The following article was published in the Clarksburg Publishing Co. Exponent Telegram Wednesday August 19, 2015 and was reprinted here with the premission of the Editor of the Exponent Telegram.

Funds for Waldomore upgrades part of city excess levy Some $200K earmarked for upgrades to city landmark.
by Jim Davis STAFF WRITER

Eidtor's note: This is the last in a series of articles on proposed uses for revenue from Clarksburg's capital improvement excess levy, which is up for renewal.

Clarksburg -- Waldomore is the stately two-story mansion at the corner of Fourth Street and Hewes Avenue in downtown Clarksburg.

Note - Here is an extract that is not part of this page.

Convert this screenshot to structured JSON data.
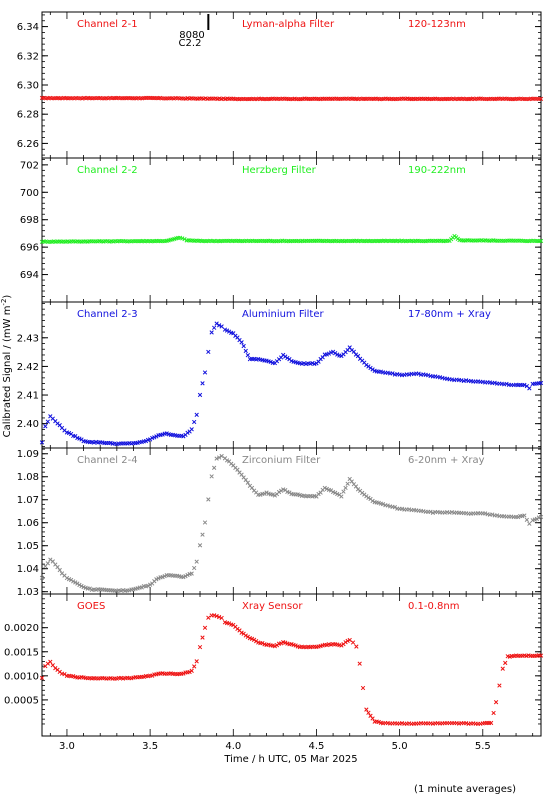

      Built in 1839 as the home of civic leader Waldo P. Goff, Waldomore was bequeathed by Goff's heirs to the city of Clarksburg in 1930 on condition the building be used as a library and museum, according to historical documents
      The building served as the city's library until the new Clarksburg-Harrison Public Library was built next door in 1975, according to the library's website.
      Now, Waldomore houses the library's West Virginia and Gray Barker UFO collections, and the first floor is used for cultural events and community meetings.
      While the city landmark looks immaculate on the outside, the interior could use some work, from electrical upgrades to painting, said Jill Rafter, library director. "Waldomore has been such a central part of the community, " Rafter said, "We want to make sure it lasts for a long, long time."
      That is also the goal of the city which is including upgrades to Waldomore among the uses of capital improvement excess levy funds up for renewal.
      A special election to continue the levy another five years is Saturday. The city is in the final year of the current levy which is in addition to the regular levy If renewed, the levy is expected to raise about $6.1 million between July 1, 2016, and July 30, 2021, according to city estimates.
      Of that amount, $200,000 would go toward Waldomore repairs and improvements. That $200,000 would be above what the city provides annually from the general fund, City Manger Martin Howe said.
      Those two funds could be used as matching funds for a grant or combined with an endowment bequeathed to the library by Margaret Criswell, Howe said. "We've partnered with the library board in the past to utilize the Creswell fund to make improvements to Waldomore," Howe said. "We're in the stages now where many of the repairs are very costly on a historical structure such as Waldomore," he added. Replacing the electrical wiring throughout the building is the most pressing need, Rafter said.
      The building's wiring is a hodgepodge of the original knob and tube and upgrades from later periods, Rafter said. "We really need a totally new electrical system put in," she said "Right now, we can't add anything that requires power, and we have to be careful about how we use various outlets."
      Rewiring the building is expected to be costly, with previous estimates putting the project at $500,000. "We've been seeking grant founds for that, but so far we have not been successful Rafter said. "the grants we've been applying for require a 50 percent local match. "This money (from the levy) would hopefully allow us to have a match for grant funds," she added.
      That's what the city and library board did when replacing the roof a couple of years ago. The state Historic Preservation Office provided a $139,000 grant for the $264,385 project; the city made up the difference.
      The library's board of directors has approved a comprehensive plan for improvements at Waldomore, Rafter said . But the board is hesitant to do any other interior upgrades until the building has been rewired, Rafter said. "We have areas where plaster is seriously damaged, and we'll need to do plaster repair, Rafter said.
      The building desperately needs painted inside.
"Those are the projects we're waiting to complete because the electrical project would be disruptive to some of those areas," she added.
      Exterior improvements center around improving accessibility to the building, Rafter said. That includes providing handicapped parking spaces closer to the building and adding new sidewalks lighting and drop-off area for people with mobility issues, Rafter said. Other proposed uses for the levy funds are parks, playgrounds and other facilities managed by the Clarksburg Board of Park Commissioners, $2.4 million; improvements to streets, alleys, sidewalks and bridges, $2.4 million; new police cruisers $875, 000; and vehicles, equipment and turnout gear for the fire department, $225,000.


The Levy was passed on August 23, 2015.